Serena Williams kehrt nach vier Jahren auf den Rasen von Wimbledon zurück, das vom 29. Juni bis 12. Juli stattfindet. Wie die Veranstalter am Dienstag mitteilten, erhält die Tennisikone zusammen mit ihrer Schwester Venus eine Wildcard im Doppel. Zuletzt war Serena Williams 2022 an der Church Road angetreten, wenige Monate später beendete die 23-malige Grand-Slam-Gewinnerin bei den US Open ihre Karriere.
An der Seite von Venus bestreitet die 44-Jährige nun ihr drittes Event seit ihrem überraschenden Comeback. In der vergangenen Woche hatte die siebenmalige Wimbledon-Siegerin im Londoner Queen's Club an der Seite der Kanadierin Victoria Mboko nach 1376 Tagen wieder ein Match bestritten und gleich gewonnen. Derzeit tritt Williams mit ihrer tschechischen Doppelpartnerin Karolina Muchova in Berlin an.
Die beiden Williams-Schwestern feierten bislang 14 gemeinsame Triumphe im Doppel bei Grand Slams. Ihren bislang letzten von sechs Siegen beim Rasenklassiker Wimbledon holten sie vor zehn Jahren. 2000 und 2002 hatten Serena und Venus im Doppel eine Wildcard erhalten und dann den Titel gewonnen. Ihre Schwester, die am Mittwoch 46 Jahre alt wird, ist sporadisch noch auf der WTA-Tour aktiv.

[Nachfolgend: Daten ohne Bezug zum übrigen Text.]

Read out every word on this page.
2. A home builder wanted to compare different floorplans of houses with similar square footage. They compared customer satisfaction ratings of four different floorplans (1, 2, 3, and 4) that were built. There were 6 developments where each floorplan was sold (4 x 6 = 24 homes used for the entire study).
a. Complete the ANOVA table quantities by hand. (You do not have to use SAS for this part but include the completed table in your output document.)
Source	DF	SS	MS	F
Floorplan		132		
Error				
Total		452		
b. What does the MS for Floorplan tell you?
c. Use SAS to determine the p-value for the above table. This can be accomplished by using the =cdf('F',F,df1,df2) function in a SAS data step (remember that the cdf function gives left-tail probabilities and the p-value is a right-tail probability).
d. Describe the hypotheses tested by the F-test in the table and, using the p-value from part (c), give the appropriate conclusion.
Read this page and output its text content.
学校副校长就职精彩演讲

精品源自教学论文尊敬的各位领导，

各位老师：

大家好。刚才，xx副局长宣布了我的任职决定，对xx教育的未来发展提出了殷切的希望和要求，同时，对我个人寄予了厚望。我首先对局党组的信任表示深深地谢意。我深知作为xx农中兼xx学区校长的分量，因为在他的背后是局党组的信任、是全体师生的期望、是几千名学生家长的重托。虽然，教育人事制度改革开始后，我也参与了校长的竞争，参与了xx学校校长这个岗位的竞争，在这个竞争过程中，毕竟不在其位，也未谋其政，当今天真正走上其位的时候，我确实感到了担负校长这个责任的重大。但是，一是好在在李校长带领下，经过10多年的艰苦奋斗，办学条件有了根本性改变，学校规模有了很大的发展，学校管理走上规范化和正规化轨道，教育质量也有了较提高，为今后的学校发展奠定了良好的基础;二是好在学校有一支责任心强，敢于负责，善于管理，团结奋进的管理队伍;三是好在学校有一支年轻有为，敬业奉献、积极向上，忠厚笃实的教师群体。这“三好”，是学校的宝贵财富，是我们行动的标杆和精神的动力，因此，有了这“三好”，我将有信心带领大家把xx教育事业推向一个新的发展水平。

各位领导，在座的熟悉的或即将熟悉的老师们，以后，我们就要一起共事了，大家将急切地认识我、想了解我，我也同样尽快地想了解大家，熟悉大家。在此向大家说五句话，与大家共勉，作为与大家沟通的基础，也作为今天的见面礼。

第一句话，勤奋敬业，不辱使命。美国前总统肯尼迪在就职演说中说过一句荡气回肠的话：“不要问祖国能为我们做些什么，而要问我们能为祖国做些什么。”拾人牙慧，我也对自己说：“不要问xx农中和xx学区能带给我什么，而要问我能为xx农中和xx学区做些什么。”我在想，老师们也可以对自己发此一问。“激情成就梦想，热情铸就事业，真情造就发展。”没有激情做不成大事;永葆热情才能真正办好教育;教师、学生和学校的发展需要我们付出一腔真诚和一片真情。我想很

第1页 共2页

Noch eine Wildcard zu vergeben
Bei den Wildcards im Einzel wird Serena Williams nicht aufgeführt, ein Platz ist aber noch zu vergeben. 2022 war sie in der ersten Runde an der Französin Harmony Tan gescheitert. Sicher dabei ist die polnische French-Open-Finalistin Maja Chwalinska, die in Paris als Qualifikantin einen sensationellen Siegeszug hingelegt und erst im Finale gegen die Russin Mirra Andrejewa verloren hatte.
Bei den Männern erhält der dreimalige Grand-Slam-Champion und zweimalige Wimbledon-Viertelfinalist Stan Wawrinka aus der Schweiz eine Wildcard. Im Doppel geht ein Platz an den Australier Nick Kyrgios und den Kasachen Alexander Bublik. Kyrgios hatte vergangene Woche in Stuttgart nach langer Verletzungskrise sein Comeback gegeben.